Je suis nostalgique d’une époque que je n’ai pas connue et qui n’a sans doute jamais existé. Nostalgique d’une France idéalisée, pays d’Histoire et d’aventures, de paysages, de territoires et de conquêtes, pays des droits de l’homme et fille ainée de l’Église, quintessence de la monarchie absolue comme de la république … Cette France-là, que d’aucuns seraient tentés de qualifier d’éternelle, est ma patrie de cœur et de naissance. Elle est plus littéraire que politique, plus passionnée que raisonnable, elle s’accommode très bien du paradoxe dont en gastronomie elle a fini par se faire un nom, loin des bondieuseries hygiénistes des ceusses-qui-pensent-que-tout-ce-qui-est-bon-est-très-mauvais, suivez mon regard… Pour cette troisième chronique de la France à l’estomac, j’ai envie de vous parler de livres, d’auteurs et de savoir-vivre, d’être joyeux compagnon en ces temps d’ultra-individualisme globalisé veule et immanent. Et de vous inviter à découvrir, lire ou relire la trilogie de Fernand Braudel sur L’identité de la France[1], bréviaire universitaire et accessible de l’essence de notre pays, de ses terroirs et de ses habitants.

La chair et l’esprit de la France

À mes yeux, la beauté surnaturelle de la France, si elle crève le regard par ses paysages colorés, vallonnés, ses plaines et ses montagnes, ses petites rivières et ses fleuves majestueux, cette beauté s’incarne et se révèle en littérature et en bouche. Il n’est pas question ici de refaire une histoire littéraire de la France (j’en suis incapable) ni une carte de restaurant étoilé Michelin (il existe un guide pour ça), mais de constater qu’au quotidien, on peut communier avec la chair et l’esprit de la France, déguster ses mets, traditions et vins, s’abreuver de ses auteurs dans leur richesse et leur diversité. Loin de signifier un repli sur soi, ce comportement salutaire est un prérequis à l’ouverture.

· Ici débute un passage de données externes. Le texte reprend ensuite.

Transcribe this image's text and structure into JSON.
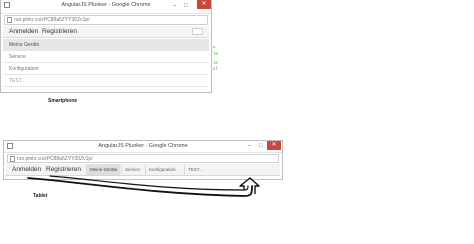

« Qui mieux que ses écrivains pour ressentir la France, la sentir en soi, la découvrir, la vivre, l’apprécier, vibrer à l’unisson de ses héros, trembler de ses turpitudes, humer ses fragrances et contempler ses couleurs ? »

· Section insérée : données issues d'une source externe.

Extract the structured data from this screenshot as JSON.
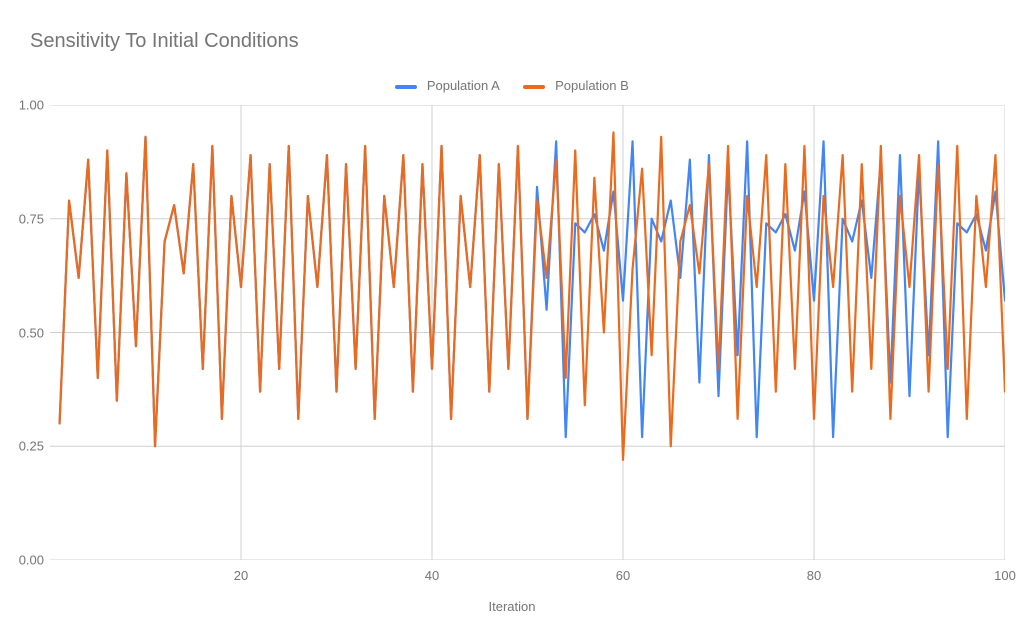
{
  "chart_data": {
    "type": "line",
    "title": "Sensitivity To Initial Conditions",
    "xlabel": "Iteration",
    "ylabel": "",
    "xlim": [
      0,
      100
    ],
    "ylim": [
      0.0,
      1.0
    ],
    "xticks": [
      20,
      40,
      60,
      80,
      100
    ],
    "yticks": [
      0.0,
      0.25,
      0.5,
      0.75,
      1.0
    ],
    "x": [
      1,
      2,
      3,
      4,
      5,
      6,
      7,
      8,
      9,
      10,
      11,
      12,
      13,
      14,
      15,
      16,
      17,
      18,
      19,
      20,
      21,
      22,
      23,
      24,
      25,
      26,
      27,
      28,
      29,
      30,
      31,
      32,
      33,
      34,
      35,
      36,
      37,
      38,
      39,
      40,
      41,
      42,
      43,
      44,
      45,
      46,
      47,
      48,
      49,
      50,
      51,
      52,
      53,
      54,
      55,
      56,
      57,
      58,
      59,
      60,
      61,
      62,
      63,
      64,
      65,
      66,
      67,
      68,
      69,
      70,
      71,
      72,
      73,
      74,
      75,
      76,
      77,
      78,
      79,
      80,
      81,
      82,
      83,
      84,
      85,
      86,
      87,
      88,
      89,
      90,
      91,
      92,
      93,
      94,
      95,
      96,
      97,
      98,
      99,
      100
    ],
    "series": [
      {
        "name": "Population A",
        "color": "#4285F4",
        "values": [
          0.3,
          0.79,
          0.62,
          0.88,
          0.4,
          0.9,
          0.35,
          0.85,
          0.47,
          0.93,
          0.25,
          0.7,
          0.78,
          0.63,
          0.87,
          0.42,
          0.91,
          0.31,
          0.8,
          0.6,
          0.89,
          0.37,
          0.87,
          0.42,
          0.91,
          0.31,
          0.8,
          0.6,
          0.89,
          0.37,
          0.87,
          0.42,
          0.91,
          0.31,
          0.8,
          0.6,
          0.89,
          0.37,
          0.87,
          0.42,
          0.91,
          0.31,
          0.8,
          0.6,
          0.89,
          0.37,
          0.87,
          0.42,
          0.91,
          0.31,
          0.82,
          0.55,
          0.92,
          0.27,
          0.74,
          0.72,
          0.76,
          0.68,
          0.81,
          0.57,
          0.92,
          0.27,
          0.75,
          0.7,
          0.79,
          0.62,
          0.88,
          0.39,
          0.89,
          0.36,
          0.86,
          0.45,
          0.92,
          0.27,
          0.74,
          0.72,
          0.76,
          0.68,
          0.81,
          0.57,
          0.92,
          0.27,
          0.75,
          0.7,
          0.79,
          0.62,
          0.88,
          0.39,
          0.89,
          0.36,
          0.86,
          0.45,
          0.92,
          0.27,
          0.74,
          0.72,
          0.76,
          0.68,
          0.81,
          0.57
        ]
      },
      {
        "name": "Population B",
        "color": "#EA6A1F",
        "values": [
          0.3,
          0.79,
          0.62,
          0.88,
          0.4,
          0.9,
          0.35,
          0.85,
          0.47,
          0.93,
          0.25,
          0.7,
          0.78,
          0.63,
          0.87,
          0.42,
          0.91,
          0.31,
          0.8,
          0.6,
          0.89,
          0.37,
          0.87,
          0.42,
          0.91,
          0.31,
          0.8,
          0.6,
          0.89,
          0.37,
          0.87,
          0.42,
          0.91,
          0.31,
          0.8,
          0.6,
          0.89,
          0.37,
          0.87,
          0.42,
          0.91,
          0.31,
          0.8,
          0.6,
          0.89,
          0.37,
          0.87,
          0.42,
          0.91,
          0.31,
          0.79,
          0.62,
          0.88,
          0.4,
          0.9,
          0.34,
          0.84,
          0.5,
          0.94,
          0.22,
          0.64,
          0.86,
          0.45,
          0.93,
          0.25,
          0.7,
          0.78,
          0.63,
          0.87,
          0.42,
          0.91,
          0.31,
          0.8,
          0.6,
          0.89,
          0.37,
          0.87,
          0.42,
          0.91,
          0.31,
          0.8,
          0.6,
          0.89,
          0.37,
          0.87,
          0.42,
          0.91,
          0.31,
          0.8,
          0.6,
          0.89,
          0.37,
          0.87,
          0.42,
          0.91,
          0.31,
          0.8,
          0.6,
          0.89,
          0.37
        ]
      }
    ]
  },
  "legend": {
    "a": "Population A",
    "b": "Population B"
  }
}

Pour partager avec l’autre, encore faut-il savoir qui nous sommes. L’ignorant réagit par la violence, sa seule arme de défense et son seul rapport possible à un monde qui lui est a priori hostile, notamment du fait de son ignorance (ce qui rend à proprement parler criminelles les réformes de l’éducation visant à déconstruire la nation et à rabaisser le niveau en vue de créer des consommateurs contribuables parfaitement idiots[2]). Et de vous inviter, en preuve de ce que j’écris, à lire l’œuvre romanesque, journalistique et bibliographique de Gérard Oberlé, preuve vivante que la France est un pays ouvert, littéraire et gastronome à mille lieues de la France grise et triste peuplée de chômeurs paresseux et de patrons voyous, coupable de mille turpitudes héréditaires comme voudraient nous le faire croire des gens que je ne qualifierai pas pour économiser quelques procès à mon rédacteur en chef.

Qui mieux que ses écrivains pour ressentir la France, la sentir en soi, la découvrir, la vivre, l’apprécier, vibrer à l’unisson de ses héros, trembler de ses turpitudes, humer ses fragrances et contempler ses couleurs ? Goûtons donc l’histoire de France en s’aventurant avec Dumas, mettons en branle sa corde sensible avec Hugo, imprégnons-nous de sa sagesse avec La Fontaine, imaginons ce qu’elle aurait pu devenir avec Jules Verne, moquons son présent avec Muray…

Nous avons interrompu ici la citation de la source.